In Egypt, the start of construction of the Ad-Dabaa NPP, scheduled for 2020, has been delayed due to the coronavirus crisis. Nevertheless, the parties have worked hard and reached agreements on all aspects of the US$30 billion project. Most of this amount, about US$25 billion, will be financed by a Russian loan. The first of four units is expected to be operational in 2026. Rosatom’s projects in Turkey and Egypt are implemented under the Built-Operate-Own system.

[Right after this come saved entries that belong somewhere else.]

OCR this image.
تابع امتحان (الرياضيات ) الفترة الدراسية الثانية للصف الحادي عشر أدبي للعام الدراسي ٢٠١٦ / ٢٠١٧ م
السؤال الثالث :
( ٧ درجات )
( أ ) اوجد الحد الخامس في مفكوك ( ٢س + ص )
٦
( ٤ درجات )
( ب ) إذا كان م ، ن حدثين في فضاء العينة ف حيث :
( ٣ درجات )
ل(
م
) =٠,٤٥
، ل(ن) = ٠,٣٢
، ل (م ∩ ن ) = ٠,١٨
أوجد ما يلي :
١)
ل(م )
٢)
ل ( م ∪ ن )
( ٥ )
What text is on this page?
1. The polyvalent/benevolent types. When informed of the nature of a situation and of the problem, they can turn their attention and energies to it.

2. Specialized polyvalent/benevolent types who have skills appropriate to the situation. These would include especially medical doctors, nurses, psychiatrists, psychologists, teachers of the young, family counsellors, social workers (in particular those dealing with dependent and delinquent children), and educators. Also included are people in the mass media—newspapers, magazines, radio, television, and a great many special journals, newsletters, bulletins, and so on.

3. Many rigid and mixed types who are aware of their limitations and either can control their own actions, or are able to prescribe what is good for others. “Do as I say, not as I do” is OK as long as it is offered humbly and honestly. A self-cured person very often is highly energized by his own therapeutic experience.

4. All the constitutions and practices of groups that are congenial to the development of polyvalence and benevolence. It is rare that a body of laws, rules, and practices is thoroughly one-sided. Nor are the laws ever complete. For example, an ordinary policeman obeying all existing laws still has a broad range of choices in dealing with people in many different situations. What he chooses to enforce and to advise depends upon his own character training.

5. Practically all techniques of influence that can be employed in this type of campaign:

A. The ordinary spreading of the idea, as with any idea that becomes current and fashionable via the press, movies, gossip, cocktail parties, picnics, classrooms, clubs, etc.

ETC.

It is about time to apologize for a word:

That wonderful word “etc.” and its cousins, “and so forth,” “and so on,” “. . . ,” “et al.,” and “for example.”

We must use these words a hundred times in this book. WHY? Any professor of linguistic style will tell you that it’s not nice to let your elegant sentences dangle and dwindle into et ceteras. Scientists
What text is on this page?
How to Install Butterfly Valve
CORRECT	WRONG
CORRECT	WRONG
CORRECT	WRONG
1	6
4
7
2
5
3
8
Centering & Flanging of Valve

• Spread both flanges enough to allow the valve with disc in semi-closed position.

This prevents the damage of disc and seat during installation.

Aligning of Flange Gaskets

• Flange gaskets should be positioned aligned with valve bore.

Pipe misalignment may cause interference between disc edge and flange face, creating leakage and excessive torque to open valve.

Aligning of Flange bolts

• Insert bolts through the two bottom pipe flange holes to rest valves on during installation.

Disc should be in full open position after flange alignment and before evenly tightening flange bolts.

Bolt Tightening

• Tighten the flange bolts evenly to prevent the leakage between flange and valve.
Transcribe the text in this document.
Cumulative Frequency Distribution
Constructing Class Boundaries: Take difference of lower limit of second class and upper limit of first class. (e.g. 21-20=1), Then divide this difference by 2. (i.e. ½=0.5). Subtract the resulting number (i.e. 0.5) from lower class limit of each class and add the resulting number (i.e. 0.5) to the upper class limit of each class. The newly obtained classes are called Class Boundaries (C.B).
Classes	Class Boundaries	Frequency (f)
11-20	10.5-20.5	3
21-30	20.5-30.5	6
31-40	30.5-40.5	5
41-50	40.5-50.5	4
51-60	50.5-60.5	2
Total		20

Russia and Projects in the Eastern Mediterranean
Russian oil and gas companies had an interest in the Eastern Mediterranean even before the Russian military operation in Syria. Several contracts from Russian oil and gas and construction companies signed before 2011 were disrupted in Libya and Syria by wars, external interference, and US support for the policy of “overthrowing undesirable regimes”. The discovery of new fields in the Eastern Mediterranean (Tamar, Leviathan, Zohr and others) raised the question of Russian companies’ activism in a region already destabilised by social and political turmoil. Russia began to explore the possibility of joining the most promising projects for exploration, extraction and export of energy resources from countries in the region. The development of the Eastern Mediterranean projects themselves was hampered by long-standing conflicts, the absence of maritime border demarcation, the policies of regional powers (competition) and external interference. The US sees Eastern Mediterranean gas as a tool to reduce the role of Russian gas in the European market and subsequently to increase the share of American gas in Europe. As Sergey Lavrov said during the Rome MED 2020 — Mediterranean Dialogues international conference: “We are not against the implementation of energy projects aimed at diversifying gas supply routes to Europe, including in that region. At the same time, we refuse to accept political bias in cooperation in this sphere. The choice must be made by the consumer countries themselves based on the logic of free competition, economic expediency and benefit, rather than under the influence of ultimatums and threats made across the ocean”.

Ruslan Mamedov:
The Energy Sector, Competition and Security in the Eastern Mediterranean
With their technological and organisational capabilities, as well as their vast experience in the energy sector, Russian oil and gas giants entered many new Eastern Mediterranean projects in the second half of the 2010s. Regional nations themselves have been receptive to Russian interest. Several contracts were signed between Russian companies and Eastern Mediterranean states, but Russian participation in the projects was generally rather restrained. Russia’s Rosneft, which is looking to compete with Gazprom on the European gas market, has been most successful in Egypt. Egypt’s largest project, Zohr, is being run as a concession by Italy’s Eni S.p.A. (50%), Rosneft (30%), Britain’s BP (10%) and Mubadala Petroleum (10%).